BENGALURU: Third-quarter results at Indian information technology companies are expected to be a muted affair as seasonal slowness is exacerbated by low demand in the sector's largest business verticals — banking and retail.
The banking and financial services sector — which accounts for the largest chunk of Indian IT revenues – has seen slow growth for nearly a year now as the largest lenders held back their spending or moved parts of it in-house. Retail, the second-largest vertical, has seen a slew of bankruptcies amid a struggle to compete with ecommerce giants like Amazon and Flipkart.
"We expect demand to continue to remain soft in 3Q results with companies seeing problems in clients and verticals. December 2017 will be a seasonally weak quarter with CC (constant currency) QoQ (quarter on quarter) growth of 1%-2.6% lead by HCL Tech and lagged by TCS (Tata Consultancy Services)," Ankur Rudra, analyst with foreign brokerage CLSA, said in a note. Rudra added that the brokerage's channel checks show that demand remains weak in banks, retail and telecom but that it had improved in insurance, manufacturing, energy and healthcare.

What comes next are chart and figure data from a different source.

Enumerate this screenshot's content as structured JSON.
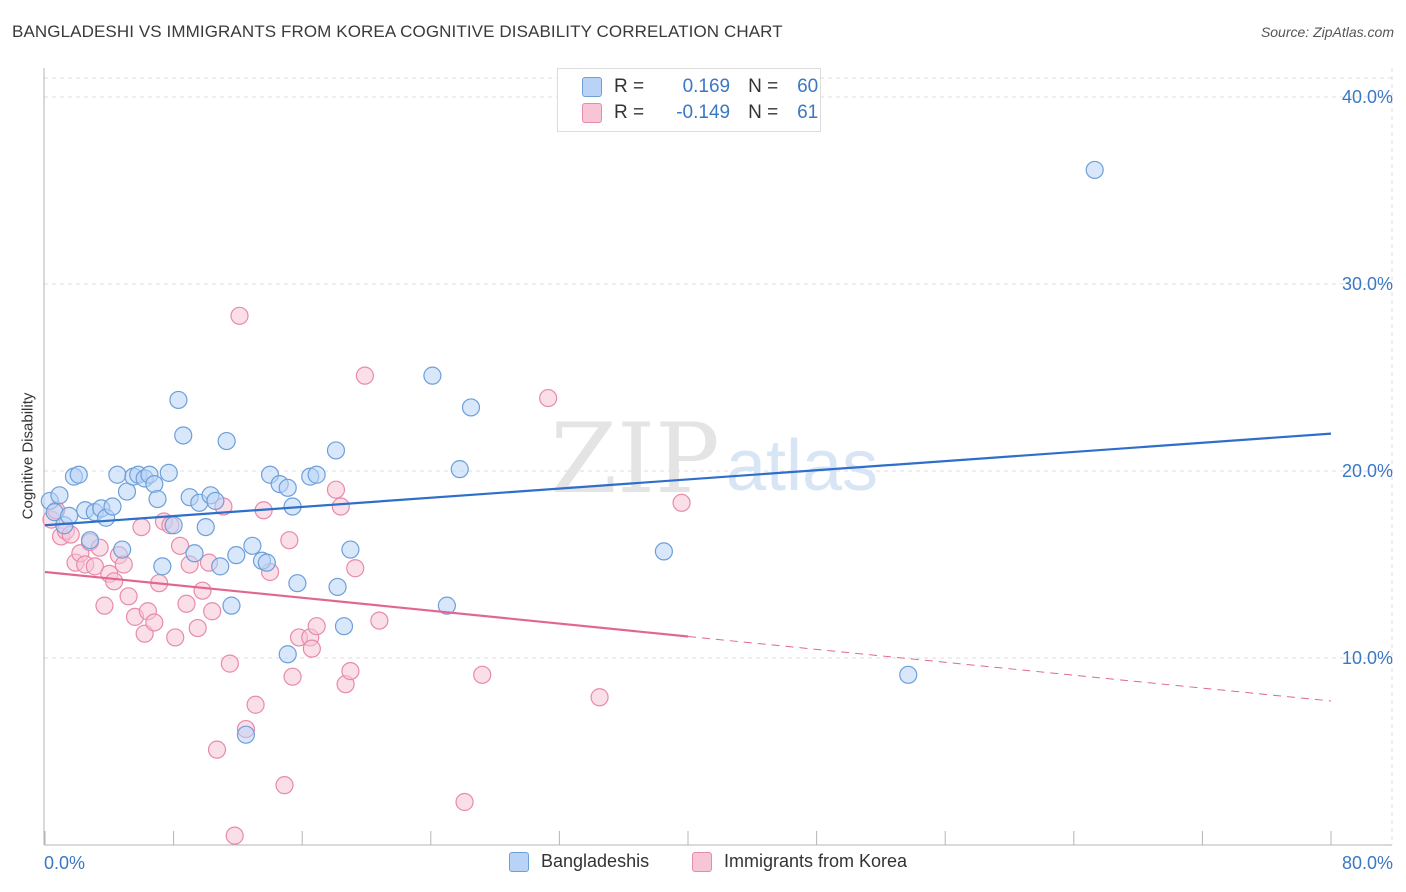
{
  "title": "BANGLADESHI VS IMMIGRANTS FROM KOREA COGNITIVE DISABILITY CORRELATION CHART",
  "source": "Source: ZipAtlas.com",
  "watermark": {
    "zip": "ZIP",
    "atlas": "atlas"
  },
  "legend": {
    "rows": [
      {
        "r_label": "R =",
        "r_value": "0.169",
        "n_label": "N =",
        "n_value": "60"
      },
      {
        "r_label": "R =",
        "r_value": "-0.149",
        "n_label": "N =",
        "n_value": "61"
      }
    ]
  },
  "colors": {
    "blue_fill": "#b8d3f5",
    "blue_stroke": "#6e9fd9",
    "blue_line": "#2e6fc9",
    "pink_fill": "#f7c5d6",
    "pink_stroke": "#e88aaa",
    "pink_line": "#e0688f",
    "tick_text": "#3b78c4",
    "grid": "#dcdcdc"
  },
  "chart_data": {
    "type": "scatter",
    "title": "BANGLADESHI VS IMMIGRANTS FROM KOREA COGNITIVE DISABILITY CORRELATION CHART",
    "xlabel": "",
    "ylabel": "Cognitive Disability",
    "xlim": [
      0,
      80
    ],
    "ylim": [
      0,
      42
    ],
    "x_tick_labels": [
      "0.0%",
      "80.0%"
    ],
    "y_ticks": [
      10,
      20,
      30,
      40
    ],
    "y_tick_labels": [
      "10.0%",
      "20.0%",
      "30.0%",
      "40.0%"
    ],
    "grid": true,
    "legend_position": "top-center",
    "series": [
      {
        "name": "Bangladeshis",
        "color": "#b8d3f5",
        "r": 0.169,
        "n": 60,
        "trend": {
          "x": [
            0,
            80
          ],
          "y": [
            17.1,
            22.0
          ],
          "dashed_from": null
        },
        "points": [
          [
            0.3,
            18.4
          ],
          [
            0.6,
            17.8
          ],
          [
            0.9,
            18.7
          ],
          [
            1.2,
            17.1
          ],
          [
            1.5,
            17.6
          ],
          [
            1.8,
            19.7
          ],
          [
            2.1,
            19.8
          ],
          [
            2.5,
            17.9
          ],
          [
            2.8,
            16.3
          ],
          [
            3.1,
            17.8
          ],
          [
            3.5,
            18.0
          ],
          [
            3.8,
            17.5
          ],
          [
            4.2,
            18.1
          ],
          [
            4.5,
            19.8
          ],
          [
            4.8,
            15.8
          ],
          [
            5.1,
            18.9
          ],
          [
            5.5,
            19.7
          ],
          [
            5.8,
            19.8
          ],
          [
            6.2,
            19.6
          ],
          [
            6.5,
            19.8
          ],
          [
            6.8,
            19.3
          ],
          [
            7.0,
            18.5
          ],
          [
            7.3,
            14.9
          ],
          [
            7.7,
            19.9
          ],
          [
            8.0,
            17.1
          ],
          [
            8.3,
            23.8
          ],
          [
            8.6,
            21.9
          ],
          [
            9.0,
            18.6
          ],
          [
            9.3,
            15.6
          ],
          [
            9.6,
            18.3
          ],
          [
            10.0,
            17.0
          ],
          [
            10.3,
            18.7
          ],
          [
            10.6,
            18.4
          ],
          [
            10.9,
            14.9
          ],
          [
            11.3,
            21.6
          ],
          [
            11.6,
            12.8
          ],
          [
            11.9,
            15.5
          ],
          [
            12.5,
            5.9
          ],
          [
            12.9,
            16.0
          ],
          [
            13.5,
            15.2
          ],
          [
            13.8,
            15.1
          ],
          [
            14.0,
            19.8
          ],
          [
            14.6,
            19.3
          ],
          [
            15.1,
            19.1
          ],
          [
            15.4,
            18.1
          ],
          [
            15.7,
            14.0
          ],
          [
            15.1,
            10.2
          ],
          [
            16.5,
            19.7
          ],
          [
            16.9,
            19.8
          ],
          [
            18.1,
            21.1
          ],
          [
            18.2,
            13.8
          ],
          [
            18.6,
            11.7
          ],
          [
            19.0,
            15.8
          ],
          [
            24.1,
            25.1
          ],
          [
            25.0,
            12.8
          ],
          [
            25.8,
            20.1
          ],
          [
            26.5,
            23.4
          ],
          [
            38.5,
            15.7
          ],
          [
            53.7,
            9.1
          ],
          [
            65.3,
            36.1
          ]
        ]
      },
      {
        "name": "Immigrants from Korea",
        "color": "#f7c5d6",
        "r": -0.149,
        "n": 61,
        "trend": {
          "x": [
            0,
            80
          ],
          "y": [
            14.6,
            7.7
          ],
          "dashed_from": 40
        },
        "points": [
          [
            0.4,
            17.4
          ],
          [
            0.7,
            17.9
          ],
          [
            1.0,
            16.5
          ],
          [
            1.3,
            16.8
          ],
          [
            1.6,
            16.6
          ],
          [
            1.9,
            15.1
          ],
          [
            2.2,
            15.6
          ],
          [
            2.5,
            15.0
          ],
          [
            2.8,
            16.2
          ],
          [
            3.1,
            14.9
          ],
          [
            3.4,
            15.9
          ],
          [
            3.7,
            12.8
          ],
          [
            4.0,
            14.5
          ],
          [
            4.3,
            14.1
          ],
          [
            4.6,
            15.5
          ],
          [
            4.9,
            15.0
          ],
          [
            5.2,
            13.3
          ],
          [
            5.6,
            12.2
          ],
          [
            6.0,
            17.0
          ],
          [
            6.2,
            11.3
          ],
          [
            6.4,
            12.5
          ],
          [
            6.8,
            11.9
          ],
          [
            7.1,
            14.0
          ],
          [
            7.4,
            17.3
          ],
          [
            7.8,
            17.1
          ],
          [
            8.1,
            11.1
          ],
          [
            8.4,
            16.0
          ],
          [
            8.8,
            12.9
          ],
          [
            9.0,
            15.0
          ],
          [
            9.5,
            11.6
          ],
          [
            9.8,
            13.6
          ],
          [
            10.2,
            15.1
          ],
          [
            10.4,
            12.5
          ],
          [
            10.7,
            5.1
          ],
          [
            11.1,
            18.1
          ],
          [
            11.5,
            9.7
          ],
          [
            11.8,
            0.5
          ],
          [
            12.1,
            28.3
          ],
          [
            12.5,
            6.2
          ],
          [
            13.1,
            7.5
          ],
          [
            13.6,
            17.9
          ],
          [
            14.0,
            14.6
          ],
          [
            14.9,
            3.2
          ],
          [
            15.2,
            16.3
          ],
          [
            15.4,
            9.0
          ],
          [
            15.8,
            11.1
          ],
          [
            16.5,
            11.1
          ],
          [
            16.6,
            10.5
          ],
          [
            16.9,
            11.7
          ],
          [
            18.1,
            19.0
          ],
          [
            18.4,
            18.1
          ],
          [
            18.7,
            8.6
          ],
          [
            19.0,
            9.3
          ],
          [
            19.3,
            14.8
          ],
          [
            19.9,
            25.1
          ],
          [
            20.8,
            12.0
          ],
          [
            26.1,
            2.3
          ],
          [
            27.2,
            9.1
          ],
          [
            31.3,
            23.9
          ],
          [
            34.5,
            7.9
          ],
          [
            39.6,
            18.3
          ]
        ]
      }
    ]
  }
}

A result of the slowness in banking and retail means Indian IT companies will also face slower growth in North America, their largest market. Europe is expected to grow faster. IT companies are already looking at investing heavily to diversify. Last month, ET reported that Cognizant expects revenue from Asia to cross $1 billion as it powers ahead with investments in Australia and Japan and plans to look into China.
Analyst expectations for TCS' sequential revenue growth are at 1-1.5% in constant-currency terms. Infosys is expected to grow at 0.9-1.2%, Wipro is expected to grow 0.8-1.2%. HCL Technologies and Tech Mahindra lead growth estimates. HCL Tech is predicted to grow 2.2-2.6%, while Tech Mahindra is expected to grow 1.8-2.2%. The slow growth will also hurt chances of margin expansion. Indian IT companies are facing higher costs now due to their need to hire people onsite and are attempting to offset those by lowering costs at home. Last quarter, most Indian IT firms saw their headcount fall.
"We expect margins to be broadly stable as seasonal weakness will offset cost savings, automation and pyramid rationalisation initiatives," said Sandip Agarwal, analyst with brokerage Edelweiss.
The companies are also expected to spell out how they will be impacted by changes to US tax policy and the tightening of visa rules. Though companies have made progress in boosting hiring onshore, they remain dependent on visas. The policy overhang is expected to continue.
"The BEAT clause in the US tax bill has created uncertainty around companies operating under the subsidiary model with material transfer pricing (TCS, HCLT, CTSH and captives). Also, the H.R.170 bill that primarily affects H-1B dependent companies passed the House Judiciary Committee in November – it defines dependent companies as those where H-1B workers account for more than 20% of the workforce," brokerage Motilal Oswal said.
The slow Q3 season will also continue into the next financial year, according to analysts who continue to expect singledigit growth.
"Given the vertical and macro-related uncertainties over FY18-20E, we remain negative on the sector and expect soft growth – 6-9% (US$)," said Sudheer Guntupalli, analyst with brokerage Ambit.